Platforms become the enforcement layer
What is new in 2026 is how far enforcement now reaches. Since late April, according to a joint statement led by Access Now and ALQST and signed by twelve human-rights organisations, Meta has geo-blocked the Facebook and Instagram accounts of Gulf-focused NGOs and researchers — including ALQST, Democratic Diwan, Abdullah Alaoudh, and Yahya Assiri — from audiences inside Saudi Arabia and the UAE. The groups say more than 100 pages and accounts have been restricted since March 2026 at the Saudi government's request, citing local cybercrime law.
Meta's own Transparency Center confirms the machinery. The company publishes a "Content Restrictions Based on Local Law" report, restricts content that it deems lawful under its own Community Standards once a government reports it as illegal locally, and now does so "at scale and in country" where local law compels it. Notably, X declined to comply with parallel Saudi requests to geo-block activist accounts as of May 20. The divergence is the point: compliance is a choice, not a technical inevitability.
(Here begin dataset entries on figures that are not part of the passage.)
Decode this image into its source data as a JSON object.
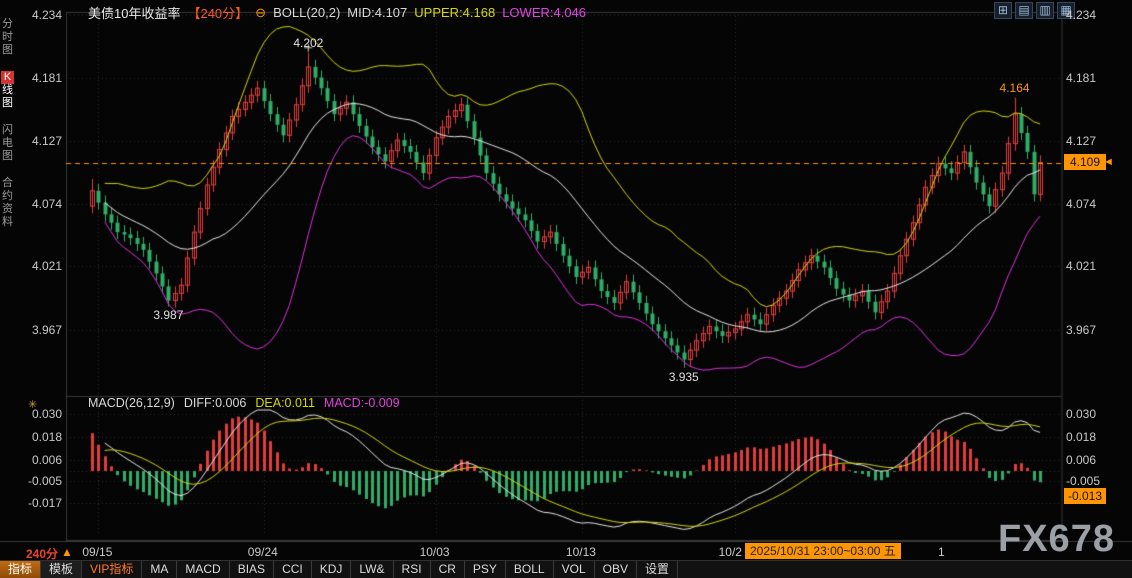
{
  "header": {
    "title": "美债10年收益率",
    "period_tag": "【240分】",
    "collapse_icon": "⊖",
    "boll_label": "BOLL(20,2)",
    "mid_label": "MID:4.107",
    "upper_label": "UPPER:4.168",
    "lower_label": "LOWER:4.046",
    "window_icons": [
      {
        "name": "grid-quad-icon",
        "glyph": "⊞"
      },
      {
        "name": "panel-rows-icon",
        "glyph": "▤"
      },
      {
        "name": "panel-cols-icon",
        "glyph": "▥"
      },
      {
        "name": "panel-grid-icon",
        "glyph": "▦"
      }
    ]
  },
  "sidebar": {
    "tabs": [
      {
        "label": "分时图",
        "active": false
      },
      {
        "label": "K线图",
        "active": true
      },
      {
        "label": "闪电图",
        "active": false
      },
      {
        "label": "合约资料",
        "active": false
      }
    ]
  },
  "main_chart": {
    "current_price": "4.109"
  },
  "macd_panel": {
    "label": "MACD(26,12,9)",
    "diff_label": "DIFF:0.006",
    "dea_label": "DEA:0.011",
    "macd_label": "MACD:-0.009",
    "current_badge": "-0.013",
    "panel_icon": "✳"
  },
  "x_axis": {
    "period": "240分",
    "arrow": "▲",
    "highlight": "2025/10/31 23:00~03:00 五",
    "after_highlight": "1"
  },
  "toolbar": {
    "items": [
      {
        "label": "指标",
        "type": "tab-active"
      },
      {
        "label": "模板",
        "type": "tab"
      },
      {
        "label": "VIP指标",
        "type": "vip"
      },
      {
        "label": "MA",
        "type": "btn"
      },
      {
        "label": "MACD",
        "type": "btn"
      },
      {
        "label": "BIAS",
        "type": "btn"
      },
      {
        "label": "CCI",
        "type": "btn"
      },
      {
        "label": "KDJ",
        "type": "btn"
      },
      {
        "label": "LW&",
        "type": "btn"
      },
      {
        "label": "RSI",
        "type": "btn"
      },
      {
        "label": "CR",
        "type": "btn"
      },
      {
        "label": "PSY",
        "type": "btn"
      },
      {
        "label": "BOLL",
        "type": "btn"
      },
      {
        "label": "VOL",
        "type": "btn"
      },
      {
        "label": "OBV",
        "type": "btn"
      },
      {
        "label": "设置",
        "type": "btn"
      }
    ]
  },
  "watermark": "FX678",
  "colors": {
    "accent": "#ff9500",
    "up": "#e23d3d",
    "down": "#2fae68",
    "boll_mid": "#e6e6e6",
    "boll_upper": "#d6d60a",
    "boll_lower": "#dd33dd",
    "diff_line": "#e6e6e6",
    "dea_line": "#d6d60a",
    "grid": "#2e2e2e",
    "frame": "#383838"
  },
  "chart_data": {
    "type": "candlestick",
    "title": "美债10年收益率 240分 K线 + BOLL(20,2) + MACD(26,12,9)",
    "y_ticks_main": [
      4.234,
      4.181,
      4.127,
      4.074,
      4.021,
      3.967
    ],
    "y_ticks_macd": [
      0.03,
      0.018,
      0.006,
      -0.005,
      -0.017
    ],
    "x_labels": [
      {
        "index": 1,
        "label": "09/15"
      },
      {
        "index": 27,
        "label": "09/24"
      },
      {
        "index": 54,
        "label": "10/03"
      },
      {
        "index": 77,
        "label": "10/13"
      },
      {
        "index": 101,
        "label": "10/2"
      }
    ],
    "current_price": 4.109,
    "boll": {
      "period": 20,
      "mult": 2,
      "mid": 4.107,
      "upper": 4.168,
      "lower": 4.046
    },
    "macd": {
      "fast": 12,
      "slow": 26,
      "signal": 9,
      "diff": 0.006,
      "dea": 0.011,
      "macd": -0.009,
      "hist_last": -0.013
    },
    "annotations": [
      {
        "index": 34,
        "value": 4.202,
        "position": "above",
        "color": "#e0e0e0"
      },
      {
        "index": 12,
        "value": 3.987,
        "position": "below",
        "color": "#e0e0e0"
      },
      {
        "index": 93,
        "value": 3.935,
        "position": "below",
        "color": "#e0e0e0"
      },
      {
        "index": 145,
        "value": 4.164,
        "position": "above",
        "color": "#ff9500"
      }
    ],
    "candles": [
      [
        4.072,
        4.095,
        4.066,
        4.085
      ],
      [
        4.085,
        4.091,
        4.069,
        4.075
      ],
      [
        4.075,
        4.081,
        4.059,
        4.065
      ],
      [
        4.065,
        4.071,
        4.052,
        4.058
      ],
      [
        4.058,
        4.064,
        4.044,
        4.05
      ],
      [
        4.05,
        4.056,
        4.042,
        4.048
      ],
      [
        4.048,
        4.054,
        4.039,
        4.045
      ],
      [
        4.045,
        4.051,
        4.034,
        4.04
      ],
      [
        4.04,
        4.046,
        4.029,
        4.035
      ],
      [
        4.035,
        4.041,
        4.019,
        4.025
      ],
      [
        4.025,
        4.031,
        4.009,
        4.015
      ],
      [
        4.015,
        4.021,
        3.998,
        4.004
      ],
      [
        4.004,
        4.01,
        3.987,
        3.992
      ],
      [
        3.992,
        4.004,
        3.986,
        3.998
      ],
      [
        3.998,
        4.011,
        3.992,
        4.005
      ],
      [
        4.005,
        4.034,
        3.999,
        4.028
      ],
      [
        4.028,
        4.056,
        4.022,
        4.05
      ],
      [
        4.05,
        4.076,
        4.044,
        4.07
      ],
      [
        4.07,
        4.096,
        4.064,
        4.09
      ],
      [
        4.09,
        4.111,
        4.084,
        4.105
      ],
      [
        4.105,
        4.126,
        4.099,
        4.12
      ],
      [
        4.12,
        4.14,
        4.114,
        4.134
      ],
      [
        4.134,
        4.154,
        4.128,
        4.148
      ],
      [
        4.148,
        4.16,
        4.142,
        4.154
      ],
      [
        4.154,
        4.166,
        4.148,
        4.16
      ],
      [
        4.16,
        4.172,
        4.154,
        4.166
      ],
      [
        4.166,
        4.178,
        4.16,
        4.172
      ],
      [
        4.172,
        4.178,
        4.155,
        4.161
      ],
      [
        4.161,
        4.167,
        4.144,
        4.15
      ],
      [
        4.15,
        4.156,
        4.135,
        4.141
      ],
      [
        4.141,
        4.147,
        4.126,
        4.132
      ],
      [
        4.132,
        4.151,
        4.126,
        4.145
      ],
      [
        4.145,
        4.164,
        4.139,
        4.158
      ],
      [
        4.158,
        4.18,
        4.152,
        4.174
      ],
      [
        4.174,
        4.202,
        4.168,
        4.19
      ],
      [
        4.19,
        4.196,
        4.175,
        4.181
      ],
      [
        4.181,
        4.187,
        4.166,
        4.172
      ],
      [
        4.172,
        4.178,
        4.155,
        4.161
      ],
      [
        4.161,
        4.167,
        4.144,
        4.15
      ],
      [
        4.15,
        4.161,
        4.144,
        4.155
      ],
      [
        4.155,
        4.166,
        4.149,
        4.16
      ],
      [
        4.16,
        4.166,
        4.144,
        4.15
      ],
      [
        4.15,
        4.156,
        4.134,
        4.14
      ],
      [
        4.14,
        4.146,
        4.125,
        4.131
      ],
      [
        4.131,
        4.137,
        4.116,
        4.122
      ],
      [
        4.122,
        4.128,
        4.11,
        4.116
      ],
      [
        4.116,
        4.122,
        4.104,
        4.11
      ],
      [
        4.11,
        4.125,
        4.104,
        4.119
      ],
      [
        4.119,
        4.134,
        4.113,
        4.128
      ],
      [
        4.128,
        4.134,
        4.117,
        4.123
      ],
      [
        4.123,
        4.129,
        4.112,
        4.118
      ],
      [
        4.118,
        4.124,
        4.103,
        4.109
      ],
      [
        4.109,
        4.115,
        4.094,
        4.1
      ],
      [
        4.1,
        4.121,
        4.094,
        4.115
      ],
      [
        4.115,
        4.136,
        4.109,
        4.13
      ],
      [
        4.13,
        4.145,
        4.124,
        4.139
      ],
      [
        4.139,
        4.154,
        4.133,
        4.148
      ],
      [
        4.148,
        4.159,
        4.142,
        4.153
      ],
      [
        4.153,
        4.164,
        4.147,
        4.158
      ],
      [
        4.158,
        4.164,
        4.138,
        4.144
      ],
      [
        4.144,
        4.15,
        4.124,
        4.13
      ],
      [
        4.13,
        4.136,
        4.109,
        4.115
      ],
      [
        4.115,
        4.121,
        4.094,
        4.1
      ],
      [
        4.1,
        4.106,
        4.085,
        4.091
      ],
      [
        4.091,
        4.097,
        4.076,
        4.082
      ],
      [
        4.082,
        4.088,
        4.07,
        4.076
      ],
      [
        4.076,
        4.082,
        4.064,
        4.07
      ],
      [
        4.07,
        4.076,
        4.059,
        4.065
      ],
      [
        4.065,
        4.071,
        4.054,
        4.06
      ],
      [
        4.06,
        4.066,
        4.045,
        4.051
      ],
      [
        4.051,
        4.057,
        4.036,
        4.042
      ],
      [
        4.042,
        4.052,
        4.036,
        4.046
      ],
      [
        4.046,
        4.056,
        4.04,
        4.05
      ],
      [
        4.05,
        4.056,
        4.034,
        4.04
      ],
      [
        4.04,
        4.046,
        4.024,
        4.03
      ],
      [
        4.03,
        4.036,
        4.015,
        4.021
      ],
      [
        4.021,
        4.027,
        4.006,
        4.012
      ],
      [
        4.012,
        4.022,
        4.006,
        4.016
      ],
      [
        4.016,
        4.026,
        4.01,
        4.02
      ],
      [
        4.02,
        4.026,
        4.004,
        4.01
      ],
      [
        4.01,
        4.016,
        3.994,
        4.0
      ],
      [
        4.0,
        4.006,
        3.989,
        3.995
      ],
      [
        3.995,
        4.001,
        3.984,
        3.99
      ],
      [
        3.99,
        4.005,
        3.984,
        3.999
      ],
      [
        3.999,
        4.014,
        3.993,
        4.008
      ],
      [
        4.008,
        4.014,
        3.993,
        3.999
      ],
      [
        3.999,
        4.005,
        3.984,
        3.99
      ],
      [
        3.99,
        3.996,
        3.975,
        3.981
      ],
      [
        3.981,
        3.987,
        3.966,
        3.972
      ],
      [
        3.972,
        3.978,
        3.96,
        3.966
      ],
      [
        3.966,
        3.972,
        3.954,
        3.96
      ],
      [
        3.96,
        3.966,
        3.948,
        3.954
      ],
      [
        3.954,
        3.96,
        3.942,
        3.948
      ],
      [
        3.948,
        3.954,
        3.935,
        3.942
      ],
      [
        3.942,
        3.956,
        3.936,
        3.95
      ],
      [
        3.95,
        3.964,
        3.944,
        3.958
      ],
      [
        3.958,
        3.97,
        3.952,
        3.964
      ],
      [
        3.964,
        3.976,
        3.958,
        3.97
      ],
      [
        3.97,
        3.976,
        3.96,
        3.966
      ],
      [
        3.966,
        3.972,
        3.956,
        3.962
      ],
      [
        3.962,
        3.971,
        3.956,
        3.965
      ],
      [
        3.965,
        3.974,
        3.959,
        3.968
      ],
      [
        3.968,
        3.98,
        3.962,
        3.974
      ],
      [
        3.974,
        3.986,
        3.968,
        3.98
      ],
      [
        3.98,
        3.986,
        3.97,
        3.976
      ],
      [
        3.976,
        3.982,
        3.966,
        3.972
      ],
      [
        3.972,
        3.986,
        3.966,
        3.98
      ],
      [
        3.98,
        3.994,
        3.974,
        3.988
      ],
      [
        3.988,
        4.0,
        3.982,
        3.994
      ],
      [
        3.994,
        4.006,
        3.988,
        4.0
      ],
      [
        4.0,
        4.015,
        3.994,
        4.009
      ],
      [
        4.009,
        4.024,
        4.003,
        4.018
      ],
      [
        4.018,
        4.03,
        4.012,
        4.024
      ],
      [
        4.024,
        4.036,
        4.018,
        4.03
      ],
      [
        4.03,
        4.036,
        4.019,
        4.025
      ],
      [
        4.025,
        4.031,
        4.014,
        4.02
      ],
      [
        4.02,
        4.026,
        4.005,
        4.011
      ],
      [
        4.011,
        4.017,
        3.996,
        4.002
      ],
      [
        4.002,
        4.008,
        3.991,
        3.997
      ],
      [
        3.997,
        4.003,
        3.986,
        3.992
      ],
      [
        3.992,
        4.002,
        3.986,
        3.996
      ],
      [
        3.996,
        4.006,
        3.99,
        4.0
      ],
      [
        4.0,
        4.006,
        3.985,
        3.991
      ],
      [
        3.991,
        3.997,
        3.976,
        3.982
      ],
      [
        3.982,
        3.997,
        3.976,
        3.991
      ],
      [
        3.991,
        4.006,
        3.985,
        4.0
      ],
      [
        4.0,
        4.021,
        3.994,
        4.015
      ],
      [
        4.015,
        4.036,
        4.009,
        4.03
      ],
      [
        4.03,
        4.05,
        4.024,
        4.044
      ],
      [
        4.044,
        4.064,
        4.038,
        4.058
      ],
      [
        4.058,
        4.079,
        4.052,
        4.073
      ],
      [
        4.073,
        4.094,
        4.067,
        4.088
      ],
      [
        4.088,
        4.104,
        4.082,
        4.098
      ],
      [
        4.098,
        4.114,
        4.092,
        4.108
      ],
      [
        4.108,
        4.114,
        4.098,
        4.104
      ],
      [
        4.104,
        4.11,
        4.094,
        4.1
      ],
      [
        4.1,
        4.115,
        4.094,
        4.109
      ],
      [
        4.109,
        4.124,
        4.103,
        4.118
      ],
      [
        4.118,
        4.124,
        4.099,
        4.105
      ],
      [
        4.105,
        4.111,
        4.086,
        4.092
      ],
      [
        4.092,
        4.098,
        4.076,
        4.082
      ],
      [
        4.082,
        4.088,
        4.066,
        4.072
      ],
      [
        4.072,
        4.092,
        4.066,
        4.086
      ],
      [
        4.086,
        4.106,
        4.08,
        4.1
      ],
      [
        4.1,
        4.131,
        4.094,
        4.125
      ],
      [
        4.125,
        4.164,
        4.119,
        4.15
      ],
      [
        4.15,
        4.156,
        4.128,
        4.134
      ],
      [
        4.134,
        4.14,
        4.112,
        4.118
      ],
      [
        4.118,
        4.124,
        4.076,
        4.082
      ],
      [
        4.082,
        4.115,
        4.076,
        4.109
      ]
    ]
  }
}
Steelmanning the regulator — and why it fails
There is a legitimate version of all this. States have a real interest in policing genuine cybercrime, and a platform operating inside a jurisdiction can argue that geo-blocking specific content is less censorious than a countrywide ban of the service — a "least-restrictive" posture that keeps ordinary Saudis online. Content moderation at national scale is genuinely hard, and "follow local law" is a coherent default that Meta ties to its Global Network Initiative commitments.
But the defence collapses on the facts. A law is not proportionate when its operative terms are undefined, when it routes speech through a terrorism court, and when a Wikipedia edit can cost fourteen years. Proportionality requires that restrictions be necessary, narrowly tailored, and predictable — the opposite of Article 6's elastic catch-alls. And a platform's "least-restrictive" rationale curdles when the underlying demand is itself transnational repression aimed at human-rights defenders, many of them in exile. Blocking the critics rather than the criticism is not neutrality; it is participation.
The proportionate path
For Saudi Arabia, the credible reform is to confine the cybercrime law to actual cybercrime — fraud, intrusion, non-consensual imagery — and to strike or sharply narrow Article 6's speech provisions, with explicit protection for journalism, research, and political expression. For platforms, the GNI principles they invoke demand more than a transparency table: a published legal basis for each restriction, narrow construction of vague demands, refusal of orders that plainly target protected speech, and notice to affected users.
An open internet is an economic asset, not a security liability. Khalid's fourteen years are a measure of how far a vaguely drafted statute can travel — and a reminder that the companies now routing around it have become part of the story.